The veteran gap: In most Fortune 500 environments, the employees who carry this knowledge are subject-matter experts whose voices often get drowned out by the speed of agile and AI implementation cycles. "Because of the speed of the process, these veterans' voices somehow get toned down," Kapoor explains. "And there's a plethora of factors why this can happen."
Start with a pilot: Kapoor recommends a structured discovery approach. Pick three candidate teams, narrow to one for a pilot, and ask leadership to identify both SMEs and early adopters. Then go deep. He uses the Japanese "five whys" method to peel back layers of reasoning until the root logic surfaces. "By the time you come to the fourth or fifth 'why,' people know the root of their problem. That is where you figure out what's really driving decisions."
The automated path: For organizations with more AI maturity, the capture process can be partially automated. AI can monitor project-related Slack channels and informal conversations to gather context passively. "AI becomes self-context-aware," Kapoor says. The key is doing pre-discovery work before pulling veterans out of their day jobs.
Once that tribal knowledge is captured and structured, the operational payoff extends across the organization. Kapoor points to three areas where the impact is most immediate.
Developer onboarding: Companies constantly cycle through contractors and new hires who have strong technical skills but no institutional knowledge. "Instead of pointing them to a repository with 500 documents, link them up to an AI-enabled assistant," Kapoor says. "They can just query anytime they want because AI has that context at hand."
Customer-facing teams: Support and sales functions benefit when AI can deliver situation-specific guidance in real time rather than forcing agents to flip through manuals. "AI is taking over that part of interaction with a customer," Kapoor explains. When AI understands not just the product but the reasoning behind processes, customer service teams can handle inquiries with greater accuracy and consistency. "It's pretty efficient," he adds.

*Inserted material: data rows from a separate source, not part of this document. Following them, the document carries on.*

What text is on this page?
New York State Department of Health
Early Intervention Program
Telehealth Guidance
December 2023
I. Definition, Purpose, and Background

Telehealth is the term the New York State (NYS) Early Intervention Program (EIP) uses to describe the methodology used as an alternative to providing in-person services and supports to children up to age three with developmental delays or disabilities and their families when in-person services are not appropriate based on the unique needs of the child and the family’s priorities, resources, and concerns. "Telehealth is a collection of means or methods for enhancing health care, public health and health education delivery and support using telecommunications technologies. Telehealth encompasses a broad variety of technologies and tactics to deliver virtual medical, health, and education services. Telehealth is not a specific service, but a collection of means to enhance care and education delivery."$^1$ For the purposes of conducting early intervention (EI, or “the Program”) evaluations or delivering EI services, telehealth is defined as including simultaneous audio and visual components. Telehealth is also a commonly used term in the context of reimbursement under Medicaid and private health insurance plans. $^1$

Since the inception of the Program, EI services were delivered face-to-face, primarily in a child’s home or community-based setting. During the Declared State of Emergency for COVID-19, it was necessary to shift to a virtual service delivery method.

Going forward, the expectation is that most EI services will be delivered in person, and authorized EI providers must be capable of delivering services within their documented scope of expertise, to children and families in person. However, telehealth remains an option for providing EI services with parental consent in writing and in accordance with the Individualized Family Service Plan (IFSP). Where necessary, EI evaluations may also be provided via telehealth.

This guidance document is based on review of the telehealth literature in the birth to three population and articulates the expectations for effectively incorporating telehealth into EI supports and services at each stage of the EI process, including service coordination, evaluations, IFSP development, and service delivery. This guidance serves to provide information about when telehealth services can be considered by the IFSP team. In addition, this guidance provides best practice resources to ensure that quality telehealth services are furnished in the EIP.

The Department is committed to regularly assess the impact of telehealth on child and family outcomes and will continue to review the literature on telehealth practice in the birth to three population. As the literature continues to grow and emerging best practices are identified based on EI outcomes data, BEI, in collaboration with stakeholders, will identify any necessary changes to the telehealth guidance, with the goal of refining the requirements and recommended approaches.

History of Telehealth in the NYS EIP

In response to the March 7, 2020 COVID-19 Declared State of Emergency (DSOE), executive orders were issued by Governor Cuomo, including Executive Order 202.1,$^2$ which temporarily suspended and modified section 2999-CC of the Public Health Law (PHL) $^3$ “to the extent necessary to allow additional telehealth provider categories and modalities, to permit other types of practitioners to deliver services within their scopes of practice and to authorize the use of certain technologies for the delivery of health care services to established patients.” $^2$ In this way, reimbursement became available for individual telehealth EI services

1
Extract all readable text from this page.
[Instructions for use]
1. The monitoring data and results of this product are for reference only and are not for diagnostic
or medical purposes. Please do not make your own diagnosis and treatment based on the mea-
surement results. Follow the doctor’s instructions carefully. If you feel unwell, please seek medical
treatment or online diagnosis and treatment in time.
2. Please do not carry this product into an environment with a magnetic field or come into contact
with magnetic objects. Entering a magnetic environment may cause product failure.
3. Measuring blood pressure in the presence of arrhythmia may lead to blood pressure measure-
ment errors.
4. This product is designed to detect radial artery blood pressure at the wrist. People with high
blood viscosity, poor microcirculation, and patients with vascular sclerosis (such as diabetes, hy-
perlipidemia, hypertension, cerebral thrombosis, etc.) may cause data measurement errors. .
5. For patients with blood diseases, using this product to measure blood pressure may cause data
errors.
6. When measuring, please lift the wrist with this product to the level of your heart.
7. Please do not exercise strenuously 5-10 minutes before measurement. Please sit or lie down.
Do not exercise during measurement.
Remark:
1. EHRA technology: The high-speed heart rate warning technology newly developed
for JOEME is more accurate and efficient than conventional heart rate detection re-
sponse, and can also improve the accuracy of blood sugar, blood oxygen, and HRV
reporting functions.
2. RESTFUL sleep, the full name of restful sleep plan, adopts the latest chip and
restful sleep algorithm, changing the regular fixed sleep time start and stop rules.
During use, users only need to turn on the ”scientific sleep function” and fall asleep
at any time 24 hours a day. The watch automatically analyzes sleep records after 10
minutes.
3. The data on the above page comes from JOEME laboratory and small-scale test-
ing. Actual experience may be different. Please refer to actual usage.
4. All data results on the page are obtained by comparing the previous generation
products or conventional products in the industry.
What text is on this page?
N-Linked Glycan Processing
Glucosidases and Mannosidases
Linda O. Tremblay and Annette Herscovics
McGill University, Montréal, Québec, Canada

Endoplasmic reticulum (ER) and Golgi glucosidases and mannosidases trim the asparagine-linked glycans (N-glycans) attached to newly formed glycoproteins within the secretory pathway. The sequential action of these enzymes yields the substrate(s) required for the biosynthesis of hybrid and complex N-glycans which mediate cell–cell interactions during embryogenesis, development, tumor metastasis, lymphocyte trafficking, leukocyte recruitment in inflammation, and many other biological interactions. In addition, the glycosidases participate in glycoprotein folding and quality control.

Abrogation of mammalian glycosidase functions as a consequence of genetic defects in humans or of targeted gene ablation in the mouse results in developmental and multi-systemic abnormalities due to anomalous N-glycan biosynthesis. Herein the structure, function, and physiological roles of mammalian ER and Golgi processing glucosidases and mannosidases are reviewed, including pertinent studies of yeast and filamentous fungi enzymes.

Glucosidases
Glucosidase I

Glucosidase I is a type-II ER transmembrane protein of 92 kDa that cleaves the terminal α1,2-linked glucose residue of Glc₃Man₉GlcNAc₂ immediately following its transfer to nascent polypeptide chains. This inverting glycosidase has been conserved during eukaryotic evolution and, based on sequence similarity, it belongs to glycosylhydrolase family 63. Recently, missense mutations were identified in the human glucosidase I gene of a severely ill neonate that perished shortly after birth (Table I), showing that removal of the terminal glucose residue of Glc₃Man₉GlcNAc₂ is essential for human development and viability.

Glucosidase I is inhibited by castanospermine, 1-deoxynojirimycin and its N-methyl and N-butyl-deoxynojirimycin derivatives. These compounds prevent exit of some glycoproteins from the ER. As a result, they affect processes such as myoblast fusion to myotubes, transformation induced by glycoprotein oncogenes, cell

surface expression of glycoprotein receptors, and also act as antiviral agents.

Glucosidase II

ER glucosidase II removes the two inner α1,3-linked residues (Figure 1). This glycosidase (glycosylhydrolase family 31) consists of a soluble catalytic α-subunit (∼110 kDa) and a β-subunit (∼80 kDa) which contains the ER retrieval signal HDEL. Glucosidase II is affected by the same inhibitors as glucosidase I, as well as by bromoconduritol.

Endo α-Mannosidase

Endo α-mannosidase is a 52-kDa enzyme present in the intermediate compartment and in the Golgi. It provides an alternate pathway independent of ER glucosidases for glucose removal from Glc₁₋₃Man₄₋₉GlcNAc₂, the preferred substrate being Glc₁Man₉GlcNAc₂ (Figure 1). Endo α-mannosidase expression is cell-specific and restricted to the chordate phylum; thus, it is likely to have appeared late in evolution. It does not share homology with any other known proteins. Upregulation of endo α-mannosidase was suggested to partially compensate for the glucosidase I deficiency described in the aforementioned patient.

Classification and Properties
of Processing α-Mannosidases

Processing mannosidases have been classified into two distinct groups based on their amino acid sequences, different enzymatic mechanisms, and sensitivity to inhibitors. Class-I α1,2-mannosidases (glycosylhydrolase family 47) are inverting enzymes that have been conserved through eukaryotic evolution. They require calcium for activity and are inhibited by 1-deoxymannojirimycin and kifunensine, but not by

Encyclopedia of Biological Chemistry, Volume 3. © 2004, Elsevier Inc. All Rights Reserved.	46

Frictionless capture: The biggest implementation risk is burning out the very people whose knowledge you need. "These veterans have their day jobs, and they're always in high demand," Kapoor cautions. "The more frictionless the process can be, the better. Do that pre-discovery work first before you start pulling these people out." He also flags allocation issues: without proper budgeting and time carved out early, discovery phases stall before they produce results.
The urgency is straightforward. Contractors leave. Veterans retire. Employees change roles. Every departure takes undocumented knowledge with it, and once it's gone, no amount of documentation can reconstruct it. Organizations that treat tribal knowledge capture as an operational priority, not an afterthought, build AI systems that actually understand the business they're supposed to serve.
"There has to be a frictionless capturing of this tribal knowledge with your veterans," Kapoor concludes. "Their time is extremely important. So do the pre-discovery work first, and make it as easy as possible."